Billet rédigé par Marie Fradette, spécialiste en littérature jeunesse
«Rêver se lit à l’endroit comme à l’envers, dit Anna. Pareil pour ressasser. Et Anna aussi, répond papa ». C’est sur ces palindromes que débute l’histoire d’Anna et de son père ; un moment de leur vie plutôt, comme suspendu entre deux états depuis la mort de la maman. Alors qu’ils doivent quitter la maison pour aller lui rendre un dernier adieu à l’église sur l’autre rive, Anna se met à imaginer ce que sa mère fait, où elle est, comment ça se passe pour tout ceux qui sont morts. « Regarde, papa ! Il y a un trou dans le ciel… Viens, on saute ! Où on va, Anna ? Loin ! […] Papa ne comprend pas très bien. Il hésite un instant, puis il se jette à l’eau. » Pour trouver un semblant de réponse à ses questions, la jeune fille entraine ainsi son père avec elle dans ce voyage de l’autre côté du miroir. Ensemble, ils visitent des zones inconnues, ils questionnent la vie après la mort, puis rentrent juste à temps pour se rendre à l’église.
Le chemin surréaliste emprunté par Stian Hole pour aborder le thème de la mort et du deuil suggère un second niveau de lecture, adapté aux adolescents qui sauront pousser la réflexion plus loin et cogiter à l’aspect métaphorique de l’ensemble.

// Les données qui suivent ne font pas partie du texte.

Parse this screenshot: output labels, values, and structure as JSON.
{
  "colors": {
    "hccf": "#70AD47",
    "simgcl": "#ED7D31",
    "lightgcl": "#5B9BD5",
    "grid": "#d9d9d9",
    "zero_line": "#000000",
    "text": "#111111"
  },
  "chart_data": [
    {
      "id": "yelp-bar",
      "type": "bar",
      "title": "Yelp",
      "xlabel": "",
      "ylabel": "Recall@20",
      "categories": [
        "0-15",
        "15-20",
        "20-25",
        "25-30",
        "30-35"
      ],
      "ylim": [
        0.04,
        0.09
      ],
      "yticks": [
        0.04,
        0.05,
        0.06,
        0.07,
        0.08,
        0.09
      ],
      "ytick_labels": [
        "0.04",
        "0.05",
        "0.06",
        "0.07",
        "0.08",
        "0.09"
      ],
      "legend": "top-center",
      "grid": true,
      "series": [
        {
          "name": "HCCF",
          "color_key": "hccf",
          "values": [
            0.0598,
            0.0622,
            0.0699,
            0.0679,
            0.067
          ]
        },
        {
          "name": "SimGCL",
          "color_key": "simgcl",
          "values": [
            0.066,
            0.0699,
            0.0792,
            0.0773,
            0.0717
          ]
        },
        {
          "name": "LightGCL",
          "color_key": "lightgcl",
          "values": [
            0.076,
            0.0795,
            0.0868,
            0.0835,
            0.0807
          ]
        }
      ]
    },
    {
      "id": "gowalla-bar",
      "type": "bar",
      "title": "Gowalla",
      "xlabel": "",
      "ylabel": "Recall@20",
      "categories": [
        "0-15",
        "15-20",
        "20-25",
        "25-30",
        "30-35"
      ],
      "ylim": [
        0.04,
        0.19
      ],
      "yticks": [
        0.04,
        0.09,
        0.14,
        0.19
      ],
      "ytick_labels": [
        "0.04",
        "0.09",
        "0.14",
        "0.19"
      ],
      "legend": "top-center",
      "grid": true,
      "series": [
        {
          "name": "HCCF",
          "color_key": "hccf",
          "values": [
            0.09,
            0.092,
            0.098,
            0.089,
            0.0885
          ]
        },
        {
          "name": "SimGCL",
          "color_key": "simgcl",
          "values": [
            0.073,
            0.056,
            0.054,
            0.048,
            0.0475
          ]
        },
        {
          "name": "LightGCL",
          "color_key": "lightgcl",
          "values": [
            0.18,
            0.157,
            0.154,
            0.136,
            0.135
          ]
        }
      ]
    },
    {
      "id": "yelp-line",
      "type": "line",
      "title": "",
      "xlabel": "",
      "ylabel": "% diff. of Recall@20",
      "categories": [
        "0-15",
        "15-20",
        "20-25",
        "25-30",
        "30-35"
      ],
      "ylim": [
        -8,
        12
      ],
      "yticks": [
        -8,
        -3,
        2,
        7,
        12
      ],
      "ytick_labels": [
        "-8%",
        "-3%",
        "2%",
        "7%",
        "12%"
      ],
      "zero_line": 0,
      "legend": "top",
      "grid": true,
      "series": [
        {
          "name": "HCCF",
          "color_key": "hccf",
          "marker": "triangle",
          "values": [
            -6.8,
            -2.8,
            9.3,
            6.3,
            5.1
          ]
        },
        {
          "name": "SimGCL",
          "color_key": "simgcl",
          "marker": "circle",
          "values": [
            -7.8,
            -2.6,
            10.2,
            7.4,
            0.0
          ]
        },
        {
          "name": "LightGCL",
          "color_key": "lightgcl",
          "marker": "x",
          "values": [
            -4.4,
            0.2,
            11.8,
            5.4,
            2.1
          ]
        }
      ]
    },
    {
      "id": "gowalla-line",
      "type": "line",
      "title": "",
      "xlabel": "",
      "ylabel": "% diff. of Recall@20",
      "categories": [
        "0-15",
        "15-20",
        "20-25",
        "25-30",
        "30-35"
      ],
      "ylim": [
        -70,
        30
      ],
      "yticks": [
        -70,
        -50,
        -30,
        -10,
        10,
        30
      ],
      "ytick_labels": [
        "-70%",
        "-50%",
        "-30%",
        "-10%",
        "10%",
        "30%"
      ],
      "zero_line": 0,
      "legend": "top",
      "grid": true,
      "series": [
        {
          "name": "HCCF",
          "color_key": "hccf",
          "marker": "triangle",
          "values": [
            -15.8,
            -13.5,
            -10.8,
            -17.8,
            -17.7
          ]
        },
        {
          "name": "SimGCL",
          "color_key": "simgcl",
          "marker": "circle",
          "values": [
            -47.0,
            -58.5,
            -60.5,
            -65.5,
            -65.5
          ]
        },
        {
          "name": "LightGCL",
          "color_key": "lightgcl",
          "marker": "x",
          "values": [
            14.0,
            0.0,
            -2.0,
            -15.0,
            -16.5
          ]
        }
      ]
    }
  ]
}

Ce qui nous happe dans cet album, c’est d’abord la force des illustrations, comme des tableaux inspirés de Picasso qui nous transportent ailleurs, nous invitent voir le monde sous un autre œil, à voir, ici, la mort et le deuil de l’intérieur. Comme si Stian Hole, auteur et illustrateur, nous faisait entrer dans la tête des personnages, là où tout se présente comme dans un rêve, dans un espace fantastique. Les palindromes donnent d’ailleurs le ton à l’effet miroir qui suit les personnages tout au long du récit. En fait, tout comme ces mots qui se lisent d’un côté ou de l’autre, le voyage permet aux personnages de questionner l’envers du décor, de découvrir ce qui se cache entre la vie et la mort, entre ces deux pôles de la vie. Et, si le surréalisme des illustrations appuie avec rigueur et intelligence l’aspect fuyant, insaisissable de la mort, il convie par ailleurs les lecteurs à vivre une véritable plongée au cœur de ce courant artistique. Clin d’œil savoureux, il faut voir notamment une double page sur laquelle les personnages survolent une mer dans laquelle baigne des disparus, notamment Picasso lui-même, bien posé à l’avant-scène. Le style très onirique de Hole invite les lecteurs à découvrir mille et un petits détails qui permettent de saisir toute la profondeur du propos et de suivre les personnages dans cette traversée vers l’acceptation. C’est un album aux contours singuliers qui gagne à être découvert.